"Wo ist dann mein Gepäck?"

I didn't know what he was saying, but I extended my hand to take the suitcase from him. His gripped tightened. "Mein," I tried saying again. "Bitte. Ist mein."

"Nun, es ist gut, Sie haben bei Ihnen, aber wo ist mein Koffer?"

"I really don't understand what you're saying. But please give me my bag," I said to him.

He kept talking to me in German. There was nothing I could say to make him quiet. I had to grab it and run. But first I'd have to distract him. So I pointed my finger and shouted, "Look over there!" The moment he turned his head, I yanked the suitcase out of his hand and ran off in the other direction.

Once I thought I was far enough away, I came to a stop and doubled over. This was not a good start, but at least I hadn't lost my language. Who would have thought when coming to Korea I'd struggle with talking to a German. Just my luck.

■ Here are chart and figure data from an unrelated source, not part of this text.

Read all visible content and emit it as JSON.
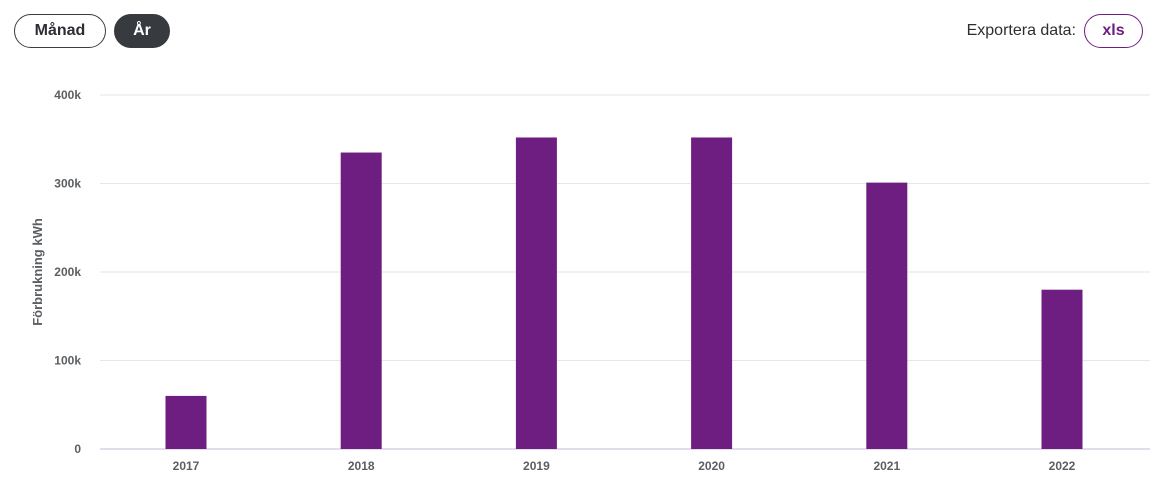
{
  "controls": {
    "period_month": "Månad",
    "period_year": "År",
    "export_label": "Exportera data:",
    "export_xls": "xls"
  },
  "colors": {
    "bar": "#6e1e80",
    "active_toggle": "#373a3e",
    "grid": "#e6e6ea",
    "baseline": "#d9d0e6"
  },
  "chart_data": {
    "type": "bar",
    "categories": [
      "2017",
      "2018",
      "2019",
      "2020",
      "2021",
      "2022"
    ],
    "values": [
      60000,
      335000,
      352000,
      352000,
      301000,
      180000
    ],
    "title": "",
    "xlabel": "",
    "ylabel": "Förbrukning kWh",
    "ylim": [
      0,
      400000
    ],
    "yticks": [
      {
        "value": 0,
        "label": "0"
      },
      {
        "value": 100000,
        "label": "100k"
      },
      {
        "value": 200000,
        "label": "200k"
      },
      {
        "value": 300000,
        "label": "300k"
      },
      {
        "value": 400000,
        "label": "400k"
      }
    ],
    "grid": true,
    "legend": "none"
  }
}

It was time to find customs now. I wondered through the airport, looking at the signs on the way. As I rounded a corner, a very long line caught my attention. Following the mass of people to the front of the queue, I noticed a sign that read "customs". A sigh escaped my mouth. I noticed people who got off after me from my flight at the front of the queue. A whole plane had arrived whilst I was chasing down my luggage. I could have been out already if things when normally. This was going to take a while.

I finally made it through customs and was on my way out of the airport when someone bumped into me, knocking me to the ground.

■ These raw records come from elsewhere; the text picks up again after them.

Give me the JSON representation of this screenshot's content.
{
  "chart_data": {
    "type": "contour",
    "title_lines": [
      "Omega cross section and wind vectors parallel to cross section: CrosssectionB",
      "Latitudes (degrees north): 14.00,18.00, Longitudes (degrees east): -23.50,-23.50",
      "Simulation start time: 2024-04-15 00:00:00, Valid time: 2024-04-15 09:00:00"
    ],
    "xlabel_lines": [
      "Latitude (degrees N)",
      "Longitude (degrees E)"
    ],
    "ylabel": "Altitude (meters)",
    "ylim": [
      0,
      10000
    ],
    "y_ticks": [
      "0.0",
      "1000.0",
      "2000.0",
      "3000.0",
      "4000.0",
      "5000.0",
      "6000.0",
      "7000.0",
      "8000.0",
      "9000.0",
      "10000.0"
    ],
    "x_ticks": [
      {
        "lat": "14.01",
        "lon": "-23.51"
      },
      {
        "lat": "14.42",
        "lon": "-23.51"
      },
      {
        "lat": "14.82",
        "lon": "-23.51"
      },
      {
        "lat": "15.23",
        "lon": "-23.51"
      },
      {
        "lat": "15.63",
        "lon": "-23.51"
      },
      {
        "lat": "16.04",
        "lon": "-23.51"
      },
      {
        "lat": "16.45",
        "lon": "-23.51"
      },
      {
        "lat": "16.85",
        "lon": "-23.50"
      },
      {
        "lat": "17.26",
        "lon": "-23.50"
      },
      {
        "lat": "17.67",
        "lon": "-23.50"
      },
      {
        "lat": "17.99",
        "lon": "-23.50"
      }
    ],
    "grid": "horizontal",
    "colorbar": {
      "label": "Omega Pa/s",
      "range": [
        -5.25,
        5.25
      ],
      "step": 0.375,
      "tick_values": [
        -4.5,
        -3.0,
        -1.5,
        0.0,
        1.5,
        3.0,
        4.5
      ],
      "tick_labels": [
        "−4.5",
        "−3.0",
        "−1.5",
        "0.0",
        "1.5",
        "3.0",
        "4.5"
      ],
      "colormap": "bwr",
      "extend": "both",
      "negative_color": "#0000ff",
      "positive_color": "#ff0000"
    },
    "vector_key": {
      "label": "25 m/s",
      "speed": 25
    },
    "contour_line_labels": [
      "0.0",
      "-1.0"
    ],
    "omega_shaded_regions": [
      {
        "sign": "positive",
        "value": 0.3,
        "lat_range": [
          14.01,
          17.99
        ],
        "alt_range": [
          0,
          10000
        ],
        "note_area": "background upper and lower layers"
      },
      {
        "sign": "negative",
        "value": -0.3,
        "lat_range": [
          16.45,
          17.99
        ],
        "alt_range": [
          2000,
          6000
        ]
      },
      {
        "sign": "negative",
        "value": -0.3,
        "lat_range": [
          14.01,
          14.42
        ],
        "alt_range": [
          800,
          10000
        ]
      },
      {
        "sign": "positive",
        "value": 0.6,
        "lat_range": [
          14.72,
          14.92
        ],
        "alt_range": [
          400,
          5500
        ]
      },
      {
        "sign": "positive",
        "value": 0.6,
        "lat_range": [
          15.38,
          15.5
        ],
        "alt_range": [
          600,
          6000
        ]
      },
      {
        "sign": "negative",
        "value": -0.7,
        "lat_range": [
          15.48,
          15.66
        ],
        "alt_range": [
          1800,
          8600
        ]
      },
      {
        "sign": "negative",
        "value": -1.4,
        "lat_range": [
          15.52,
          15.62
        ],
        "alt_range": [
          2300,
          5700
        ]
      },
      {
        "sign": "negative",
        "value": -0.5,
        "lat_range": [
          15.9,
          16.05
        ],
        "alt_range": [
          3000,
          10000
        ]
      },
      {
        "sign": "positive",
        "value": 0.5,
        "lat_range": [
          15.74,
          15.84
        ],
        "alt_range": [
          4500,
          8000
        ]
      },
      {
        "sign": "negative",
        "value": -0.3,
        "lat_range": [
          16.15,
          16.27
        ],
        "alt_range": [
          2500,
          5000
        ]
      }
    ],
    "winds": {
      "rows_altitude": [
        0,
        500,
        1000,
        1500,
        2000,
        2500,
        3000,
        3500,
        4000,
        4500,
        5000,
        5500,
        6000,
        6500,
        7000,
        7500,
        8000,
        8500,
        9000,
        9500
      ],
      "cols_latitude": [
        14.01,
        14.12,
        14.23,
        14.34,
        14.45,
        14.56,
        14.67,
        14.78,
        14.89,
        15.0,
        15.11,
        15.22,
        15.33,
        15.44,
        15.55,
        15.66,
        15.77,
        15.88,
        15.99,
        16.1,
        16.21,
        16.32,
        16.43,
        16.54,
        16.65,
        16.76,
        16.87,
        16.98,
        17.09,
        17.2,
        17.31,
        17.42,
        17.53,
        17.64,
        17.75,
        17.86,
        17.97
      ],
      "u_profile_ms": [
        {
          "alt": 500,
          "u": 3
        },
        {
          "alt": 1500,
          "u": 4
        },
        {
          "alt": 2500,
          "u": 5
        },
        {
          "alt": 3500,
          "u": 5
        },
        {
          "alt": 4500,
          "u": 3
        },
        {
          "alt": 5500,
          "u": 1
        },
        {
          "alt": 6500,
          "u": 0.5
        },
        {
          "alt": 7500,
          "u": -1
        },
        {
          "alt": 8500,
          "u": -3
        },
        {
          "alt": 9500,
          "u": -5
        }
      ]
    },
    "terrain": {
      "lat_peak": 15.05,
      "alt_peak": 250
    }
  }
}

"Oh shit! Hey!" I called out, but the guy had already started running. The contents of my handbag had scattered everywhere. This was not going to be a good day. My eyes started to sting. I wanted to curl up next to my mum and dad and cry about everything going wrong. But I immediately shook away the thought. I had to be strong. I decided to move here to get away from everything. I wanted to become strong and not depend on anyone. And that meant I'd have to deal with rude people on my own.

A figure appeared in front of me and started gathering my things. He handed them to me with a smile.

"Thank you," I mumbled, taking them from his hands.

"It is good," he replied.

It suddenly dawned on me that I spoke English to a Korean. "Oh! I mean, gamsahamnida!"

"You speak Hangukeo?" he asked in Korean.

"Ne. I just forgot momentarily that I am in Hanguk and should speak Hangukeo." I brushed my hair out of my face. This was turning out to be one hell of a day. Losing my luggage, caught at customs, and now I'm struggling to string sentences together in Korean. What if I couldn't do this? I put everything back in my bag.

"Where are you going? Can I help you bring your luggage to a taxi or where ever you're going?"

"Oh, that's okay. You don't have to." The offer warmed me slightly. Unlike the German guy, this person was being rather kind. But I couldn't be touched by this. I couldn't rely on people to help me.

"I insist." He got to his feet and put a hand in my eye sight.

Reluctantly, I looked the man in the eyes. My heart nearly skipped a beat. It was what I dreaded: meeting a man my age and being attracted to them. Every guy I knew back home was so familiar that my dead heart could not be swayed. Never mind that I had been so focused on Adam. Most men at home avoided hitting on me because I was Adam's girlfriend, Adam's ex, they had known me since primary school, or because they knew with everything that happened, I'd never be interested. I had become the talk of all my friends, and their friends. I was off limits. But something about being in this new country made me momentarily forget all that. For a moment, this guy's round face, clear complexion, and comforting deep brown eyes made me want to swoon. But the awe passed and was replaced by weariness. Who was this guy making my heart skip a beat? What type of person is he? Is he the type of guy who moves on as quickly as Adam? Would he too not show up at the hospital when I was about to go through a traumatic experience that women never want? Would he too eventually tire of me and get mad at me every time I cried because I had lost something from within me?